The StarRocks data source offers a bidirectional channel for reading from and writing to StarRocks. This topic describes the capabilities of DataWorks for synchronizing data with StarRocks data sources.
Supported versions
-
E-MapReduce (EMR) Serverless StarRocks 2.5 and 3.1 are supported.
-
EMR on ECS: StarRocks 2.1 is supported.
-
The StarRocks Community Edition is supported. For details about the Community Edition, visit the StarRocks official website.
Note-
DataWorks only supports internal network connections to StarRocks; hence, the Community Edition must be deployed on EMR on ECS.
-
The Community Edition of StarRocks is highly open. If you experience compatibility issues with the data source, please or submit a ticket for feedback.
-
Supported field types
Most StarRocks data types, including numeric, string, and date types, are supported.

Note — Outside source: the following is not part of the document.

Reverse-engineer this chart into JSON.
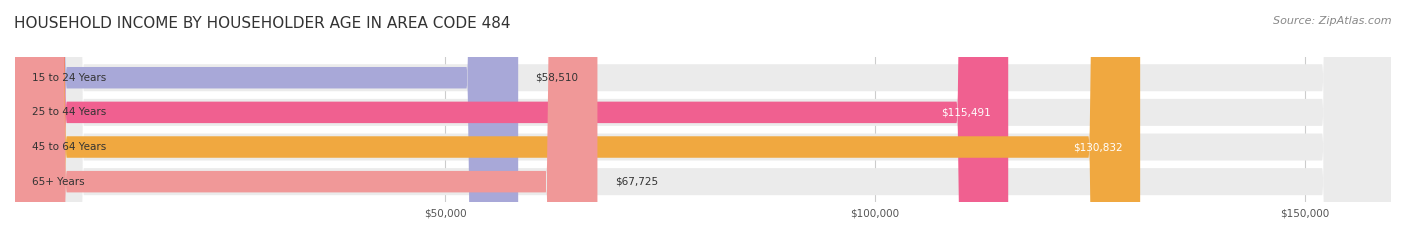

Prepare before data synchronization
To ensure network connectivity for a resource group, add the IP address or CIDR block of the resource group to the internal IP address whitelist of the desired EMR Serverless StarRocks instance beforehand. Additionally, allow the CIDR block to access ports 9030, 8030, and 8040.
-
For more information about whitelisting IP addresses of DataWorks resource groups, see add a whitelist.
-
The following figure shows how to access the IP address whitelists of an EMR Serverless StarRocks instance.
Add a data source
Before you develop a synchronization task in DataWorks, you must add the required data source to DataWorks by following the instructions in Add and manage data sources. You can view the infotips of parameters in the DataWorks console to understand the meanings of the parameters when you add a data source.
When creating a StarRocks data source, you can use either the Alibaba Cloud instance mode or the connection string mode:
-
Alibaba Cloud Instance Mode lets you directly select a StarRocks instance created in the same VPC on Alibaba Cloud.
-
Connection String Mode allows you to connect using the host address/IP, port, and Load URL of StarRocks. This mode is compatible with internal network instances in the same VPC or public network address connections.
NoteServerless resource groups do not have public network access by default. To connect to a StarRocks instance using a public network address, configure a public NAT Gateway and EIP for the associated VPC to enable public network access to the data source.
For Alibaba Cloud EMR StarRocks Serverless, use the Internal Address or Public Address for the Host Address/ip, and the Query Port for the port.
-
FE node information: Obtain FE node details on the instance's details tab.
-
Database: After connecting to the instance using EMR StarRocks Manager, view the corresponding database in the SQL Editor or Metadata Management.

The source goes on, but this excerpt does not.